Sunday, March 9, 2014

Testing. A Necessary Evil?

Testing.  A necessary evil?  Achievement...what is it, really?  How does one measure it and, can it authentically be measured?  These are questions that I am trying to define this semester as I study to become a classroom teacher.  
Standardized testing has been in place for a long, long time.  Not long ago, standardized tests were just one of many tests given to students to measure their abilities.  

As adults, we are tested daily, and in many ways.  Did you get up for work and arrive there at a certain time?  Did you care for or feed any children or pets before you left the house?  If you have children, did you make them a healthy lunch or make sure they have money to buy lunch?  Did you get them to school, or watch them catch the bus?  Did you follow the traffic laws on your own way to work, or to run errands?  Are you wearing appropriate clothes?
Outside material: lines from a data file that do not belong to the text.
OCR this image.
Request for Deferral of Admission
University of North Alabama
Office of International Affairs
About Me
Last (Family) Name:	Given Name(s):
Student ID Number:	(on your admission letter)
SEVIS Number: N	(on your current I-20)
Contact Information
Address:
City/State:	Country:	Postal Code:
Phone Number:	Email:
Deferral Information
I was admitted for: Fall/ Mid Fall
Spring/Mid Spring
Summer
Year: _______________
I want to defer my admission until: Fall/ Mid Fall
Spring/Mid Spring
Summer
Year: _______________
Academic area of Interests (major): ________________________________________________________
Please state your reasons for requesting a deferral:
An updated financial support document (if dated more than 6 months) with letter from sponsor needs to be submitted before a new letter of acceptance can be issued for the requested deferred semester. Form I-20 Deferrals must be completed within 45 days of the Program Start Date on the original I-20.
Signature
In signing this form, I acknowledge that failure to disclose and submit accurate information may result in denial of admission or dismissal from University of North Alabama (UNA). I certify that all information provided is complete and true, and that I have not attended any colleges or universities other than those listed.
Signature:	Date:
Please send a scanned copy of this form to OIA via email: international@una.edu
Are you using appropriate language?  The “tests” we go through are non-stop.  Each “test” tells a tiny little bit about what makes us who we are.  

If I get up late one day and arrive late to where I need to be, most around me would chalk it up to I’m just having an “off” day.  One messed up “test” does not define all of me.  And yet, in our schools...one test can mean a lot.  

No Child Left Behind (NCLB), created in 2001, requires states to develop assessments in basic skills.  In order for schools to receive federal funding, they must give these assessments to all students at selected grade levels.  AND, annual improvement must be shown. 

The assessments given in Indiana, are the ISTEP tests.  ISTEP is given in grades 3-9 each spring.   In grade 10, students take the ISTEP and a Graduation Qualifying Exam.  If students pass those tests, they will be able to graduate from high school upon finishing up their required credits.  If they do not pass the Graduation Qualifying Exam, they would be placed in remedial classes until they pass.  Actually, at any grade level students may be placed in remedial classes based on their one test score.  

NCLB creates high stakes testing.  High stakes tests do NOT mean the characteristics of the test are high stakes, but rather that the consequences placed on the outcome are high stakes.  

A school that receives passing test scores is eligible for federal funding or specific grants.  

As an educator, I know there is more that makes up Timmy than what one test tells.  But to policy makers, if Timmy doesn’t get a certain passing score, or show improvement, he may be retained.  Possibly, I could get fired as well, based on Timmy’s score.  (More than likely though, based on the overall scores of my class.)  And if I get fired based on my student’s scores, good luck to me in getting re-hired else where.  I am expected to teach material that is or may be on the tests...not necessarily things to enhance my student's lives, or make them richer thinkers.  Yet, I know that all students are NOT created equally!  Different techniques for learning work for different students.  Tests can’t always measure, AUTHENTICALLY, what a person/student knows or needs to know!  For example, I can bake a meal from scratch, make Halloween costumes by reading a pattern, and administer shots to my diabetic cat two times a day, and yet there isn’t a test I can think of that would allow me to shine in those areas of my interests and abilities.  

Studies have shown that when levels of teaching to the test increase, the quality in level of instruction goes down.  Principals are walking that line between enforcing policy makers policies and allowing teachers the freedom to teach in their classrooms.  Parents need to take note of what is happening in schools.  It is natural as a parent to want to trust in the system that has worked for so long.  But, the decisions being made in schools are really being made by policy makers removed from getting to know your child.  Parents and teachers need to work together.  Principals and teachers need to be supported by parents.  Parents need to connect with their policy makers.  A hands-off approach will not fix what is ailing in today’s education system.  

We may be creating a majority of students who can take tests, but intellectually we are not stimulating our children.  Future policy makers won’t be armed with creative abilities, and in my opinion, creativity leads to solving problems.  


How sad to label an entire school as failing or needing to be restructured based on one test score.  Teachers are trained to teach.  We need to allow them to shine by letting them do so.